This is the first in a series of articles on technology as related to editing.
Whether you work in-house or freelance, chances are you'll eventually be called upon to work while on vacation or otherwise travelling. Fortunately, editing is the sort of work that can be done remotely with relative ease.
In North America, you can often rely on free WiFi at airports or hotels, but this is not always the case. In Europe, for example, there are laws restricting (in some cases banning entirely) open WiFi.
If you anticipate connectivity issues, you should look at investing in a USB mobile broadband adapter or hotspot. This is a USB device that connects to cell phone networks. It requires a data plan but will give you reliable coverage anywhere your cell phone works. All three major Canadian mobile providers sell devices (though you can buy them elsewhere) and associated data plans.
Another option in a pinch is to tether your cell phone to your laptop, allowing it to use the phone's cell connection. Call your cell provider for details and pricing. Not all plans include tethering, and a dedicated data stick may be cheaper or faster.
Regardless of how you connect (but especially when on strange WiFi networks), it's vital that you protect yourself from prying eyes. Even if you're connecting to websites securely (HTTPS), the owners of the hotspot could still see your traffic. What you need is a virtual private network, or VPN. This is a service you purchase through which you shuttle all your internet traffic. Your traffic gets encrypted on your device before it's ever sent over the network, so malicious network providers see nothing.
To be clear, the VPN provider is now in a position to snoop. But this is a business relationship that's within your control. You can shop around and research to find a provider you can trust. And you only need to pay for the time you're away from your office. (There's something to be said for using a VPN everywhere, but that's a different discussion.)
Finally, there's the issue of accessing your work documents outside of your office environment.

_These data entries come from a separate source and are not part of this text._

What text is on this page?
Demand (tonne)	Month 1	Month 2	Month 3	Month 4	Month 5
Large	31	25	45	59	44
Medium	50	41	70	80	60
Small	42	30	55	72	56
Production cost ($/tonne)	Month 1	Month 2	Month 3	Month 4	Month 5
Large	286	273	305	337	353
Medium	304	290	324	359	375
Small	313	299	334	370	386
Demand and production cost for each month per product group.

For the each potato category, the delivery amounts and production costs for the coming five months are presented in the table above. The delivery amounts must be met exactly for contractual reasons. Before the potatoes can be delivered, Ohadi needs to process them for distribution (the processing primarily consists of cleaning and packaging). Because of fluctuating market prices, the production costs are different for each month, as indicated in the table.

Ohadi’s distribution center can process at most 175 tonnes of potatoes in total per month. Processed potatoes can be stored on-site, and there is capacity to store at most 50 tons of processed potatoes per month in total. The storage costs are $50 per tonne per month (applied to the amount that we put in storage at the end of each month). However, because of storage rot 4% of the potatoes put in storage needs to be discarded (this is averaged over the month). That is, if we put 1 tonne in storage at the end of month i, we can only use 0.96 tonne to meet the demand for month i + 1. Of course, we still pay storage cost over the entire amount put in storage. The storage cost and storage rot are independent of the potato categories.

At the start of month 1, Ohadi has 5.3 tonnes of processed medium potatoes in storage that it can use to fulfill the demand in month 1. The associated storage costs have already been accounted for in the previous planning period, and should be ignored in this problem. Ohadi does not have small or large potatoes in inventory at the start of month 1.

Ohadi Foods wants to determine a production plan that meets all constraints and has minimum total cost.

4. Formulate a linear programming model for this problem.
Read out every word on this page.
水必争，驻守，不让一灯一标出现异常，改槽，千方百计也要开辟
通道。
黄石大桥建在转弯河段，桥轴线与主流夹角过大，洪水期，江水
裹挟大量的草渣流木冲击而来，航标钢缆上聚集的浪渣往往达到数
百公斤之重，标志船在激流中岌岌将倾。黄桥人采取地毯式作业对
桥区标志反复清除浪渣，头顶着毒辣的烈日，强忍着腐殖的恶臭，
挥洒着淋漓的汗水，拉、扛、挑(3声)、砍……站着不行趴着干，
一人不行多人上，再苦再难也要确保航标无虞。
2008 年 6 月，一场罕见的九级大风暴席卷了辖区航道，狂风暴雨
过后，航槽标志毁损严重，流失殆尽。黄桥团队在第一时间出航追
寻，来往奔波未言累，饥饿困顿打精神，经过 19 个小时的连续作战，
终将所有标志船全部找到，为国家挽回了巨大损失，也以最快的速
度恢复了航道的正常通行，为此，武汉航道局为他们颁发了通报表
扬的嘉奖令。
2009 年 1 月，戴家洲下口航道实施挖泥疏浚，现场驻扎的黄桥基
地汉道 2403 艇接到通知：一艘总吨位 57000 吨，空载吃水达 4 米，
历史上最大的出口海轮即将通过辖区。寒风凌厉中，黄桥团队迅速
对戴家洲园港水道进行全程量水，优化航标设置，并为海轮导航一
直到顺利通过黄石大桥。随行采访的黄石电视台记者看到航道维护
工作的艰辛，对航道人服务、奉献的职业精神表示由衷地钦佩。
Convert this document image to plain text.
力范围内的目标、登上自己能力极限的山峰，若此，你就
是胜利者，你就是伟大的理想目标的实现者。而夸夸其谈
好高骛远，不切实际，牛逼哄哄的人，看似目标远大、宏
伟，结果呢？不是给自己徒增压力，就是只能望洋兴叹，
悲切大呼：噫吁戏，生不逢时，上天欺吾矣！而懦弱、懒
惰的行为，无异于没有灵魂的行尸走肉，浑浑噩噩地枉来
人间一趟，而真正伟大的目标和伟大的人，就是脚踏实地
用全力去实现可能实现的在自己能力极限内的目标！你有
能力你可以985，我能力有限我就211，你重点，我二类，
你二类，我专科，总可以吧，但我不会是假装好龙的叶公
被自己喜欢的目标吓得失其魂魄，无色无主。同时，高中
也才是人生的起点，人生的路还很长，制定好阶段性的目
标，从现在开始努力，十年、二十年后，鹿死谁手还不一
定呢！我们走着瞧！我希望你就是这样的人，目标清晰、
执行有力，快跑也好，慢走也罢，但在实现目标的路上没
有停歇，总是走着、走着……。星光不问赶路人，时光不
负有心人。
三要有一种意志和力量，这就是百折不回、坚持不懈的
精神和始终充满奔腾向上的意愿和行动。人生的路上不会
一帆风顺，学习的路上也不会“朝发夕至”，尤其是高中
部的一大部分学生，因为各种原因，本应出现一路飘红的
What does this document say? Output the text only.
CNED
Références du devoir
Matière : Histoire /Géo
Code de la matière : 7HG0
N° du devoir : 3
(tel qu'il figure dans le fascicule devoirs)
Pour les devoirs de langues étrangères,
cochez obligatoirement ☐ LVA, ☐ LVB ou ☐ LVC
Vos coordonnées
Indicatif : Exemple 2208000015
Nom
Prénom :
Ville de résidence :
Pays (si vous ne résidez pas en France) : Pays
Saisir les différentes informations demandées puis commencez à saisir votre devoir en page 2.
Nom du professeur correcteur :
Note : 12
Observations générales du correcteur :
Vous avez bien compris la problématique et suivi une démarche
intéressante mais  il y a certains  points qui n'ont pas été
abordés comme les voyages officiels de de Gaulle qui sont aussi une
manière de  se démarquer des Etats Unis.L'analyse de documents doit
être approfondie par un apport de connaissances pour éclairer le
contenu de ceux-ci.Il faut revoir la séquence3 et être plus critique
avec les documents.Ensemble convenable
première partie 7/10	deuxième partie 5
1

The simplest way is via a remote desktop app of some kind. These let you connect from your laptop directly to your home computer and either work as if you were at that machine or at least give you access to your files. The problem, of course, is that if you can connect, so can anyone else. Whatever the software you use, be sure to follow all security best practices it suggests.
A more secure alternative is to use some sort of cloud storage to backup your working documents (like Dropbox, Google Drive, or Microsoft OneDrive). These are generally accessible from anywhere (though countries like China may block whole services). And while such services have a broader attack surface than your personal computer, they have much more expertise in security than we do. Make sure that your cloud provider offers two-factor authentication (and that you enable it!), and don't forget that you can encrypt your data (there are a number of free tools to do this) before uploading to the cloud if you're really worried.
Reasonable minds disagree about the sufficiency of cloud services under Canadian privacy laws. You should seek legal advice if you are concerned. And here are a couple of articles that may interest you:
- Canadian Bar Association, "Cloud Storage: The Nitty, Gritty Details" (February 27, 2017)
- Office of the Privacy Commissioner of Canada, "PIPEDA compliance help" (January 8, 2018)
Finally, you can carry your files on some sort of removable media (portable hard drive or thumb drive). I feel this is safer than storing the files directly on the laptop, which is the most likely target for thieves. But you must be extra vigilant. Keep your portable drive in a separate location from the laptop itself, and you absolutely must encrypt your files so they are not exposed if you lose the drive.